The FAIR principles provide excellent handles for data management planning:

To ensure Findability,

  • select a data repository at an early stage and check out its data format and metadata requirements;
  • make sure the data can get a persistent identifier so that it can be cited;
  • maybe select a catalogue to make your data more findable, especially if the repository is more generic in nature.

To ensure Accessibility,

  • guarantee longevity of the data (e.g., by submitting it to a repository that has a certification like the Data Seal of Approval or an ISO certification);
  • check and describe the legal conditions under which the data can be made available (this is generally easier to do before you have collected and interpreted the data);
  • establish an embargo period if necessary;
  • make sure your ICT infrastructure will keep the data available even in case of equipment failure or human error.

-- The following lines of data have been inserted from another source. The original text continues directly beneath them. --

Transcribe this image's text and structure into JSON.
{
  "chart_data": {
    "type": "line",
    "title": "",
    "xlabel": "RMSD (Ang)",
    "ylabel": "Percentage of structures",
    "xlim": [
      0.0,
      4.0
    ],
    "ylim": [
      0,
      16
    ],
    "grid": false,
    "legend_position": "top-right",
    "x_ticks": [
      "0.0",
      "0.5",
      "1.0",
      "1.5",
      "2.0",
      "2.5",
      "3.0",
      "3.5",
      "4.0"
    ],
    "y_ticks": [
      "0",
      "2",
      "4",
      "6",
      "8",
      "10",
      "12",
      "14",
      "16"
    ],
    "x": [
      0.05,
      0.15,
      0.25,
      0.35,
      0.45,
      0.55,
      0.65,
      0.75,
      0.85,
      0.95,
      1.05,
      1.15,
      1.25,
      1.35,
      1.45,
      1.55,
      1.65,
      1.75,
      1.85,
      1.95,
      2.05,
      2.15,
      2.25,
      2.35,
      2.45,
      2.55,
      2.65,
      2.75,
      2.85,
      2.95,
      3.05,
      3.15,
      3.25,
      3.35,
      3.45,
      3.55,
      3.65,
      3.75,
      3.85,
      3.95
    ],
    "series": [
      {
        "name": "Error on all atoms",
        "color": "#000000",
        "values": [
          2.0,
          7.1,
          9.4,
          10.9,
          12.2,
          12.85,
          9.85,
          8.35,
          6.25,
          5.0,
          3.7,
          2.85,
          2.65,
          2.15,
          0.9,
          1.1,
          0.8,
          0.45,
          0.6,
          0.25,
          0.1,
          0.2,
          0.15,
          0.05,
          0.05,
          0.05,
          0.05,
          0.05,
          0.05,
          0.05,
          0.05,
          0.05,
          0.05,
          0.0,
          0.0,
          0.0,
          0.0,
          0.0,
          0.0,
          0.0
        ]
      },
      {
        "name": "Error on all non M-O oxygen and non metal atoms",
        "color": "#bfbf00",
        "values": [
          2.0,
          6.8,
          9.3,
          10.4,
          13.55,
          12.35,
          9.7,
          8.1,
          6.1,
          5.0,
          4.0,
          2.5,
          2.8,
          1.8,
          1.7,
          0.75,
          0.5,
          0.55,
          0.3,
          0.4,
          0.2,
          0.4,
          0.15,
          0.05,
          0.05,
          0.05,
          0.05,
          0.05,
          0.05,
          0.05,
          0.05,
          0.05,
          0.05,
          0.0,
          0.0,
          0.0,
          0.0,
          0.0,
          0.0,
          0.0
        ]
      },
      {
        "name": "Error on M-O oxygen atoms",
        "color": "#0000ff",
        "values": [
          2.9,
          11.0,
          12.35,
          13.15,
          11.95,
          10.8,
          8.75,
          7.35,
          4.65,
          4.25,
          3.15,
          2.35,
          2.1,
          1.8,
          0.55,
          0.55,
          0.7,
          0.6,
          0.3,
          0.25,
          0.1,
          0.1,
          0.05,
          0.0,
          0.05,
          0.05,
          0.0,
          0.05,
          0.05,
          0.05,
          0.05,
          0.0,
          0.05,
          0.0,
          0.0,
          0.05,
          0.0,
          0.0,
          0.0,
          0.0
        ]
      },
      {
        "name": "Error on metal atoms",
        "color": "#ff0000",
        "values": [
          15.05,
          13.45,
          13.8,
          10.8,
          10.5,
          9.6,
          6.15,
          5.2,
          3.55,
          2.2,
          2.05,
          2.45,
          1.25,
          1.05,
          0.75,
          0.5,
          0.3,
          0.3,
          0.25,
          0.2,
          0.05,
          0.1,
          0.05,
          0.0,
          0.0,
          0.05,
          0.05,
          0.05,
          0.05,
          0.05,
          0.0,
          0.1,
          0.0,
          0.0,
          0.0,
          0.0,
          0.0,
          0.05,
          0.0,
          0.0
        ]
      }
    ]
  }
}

To ensure Interoperability,

  • select commonly used data formats;
  • select commonly used vocabularies for data items.

To ensure Reusability,

  • make sure you keep proper provenance information (i.e., details about how and where the data was generated, including machine settings, and details about all processing steps, such as the software tools with their versions and parameters);
  • select the right minimal metadata standard and collect the necessary metadata (many minimal metadata standards are included in ELIXIR’s biosharing.org repository);
  • select a license for the data (preferably an open license) and the associated software tools;
  • make sure the important conclusions of your study will not only be available in a paper in narrated form, but also in a digital file (e.g., a nanopublication).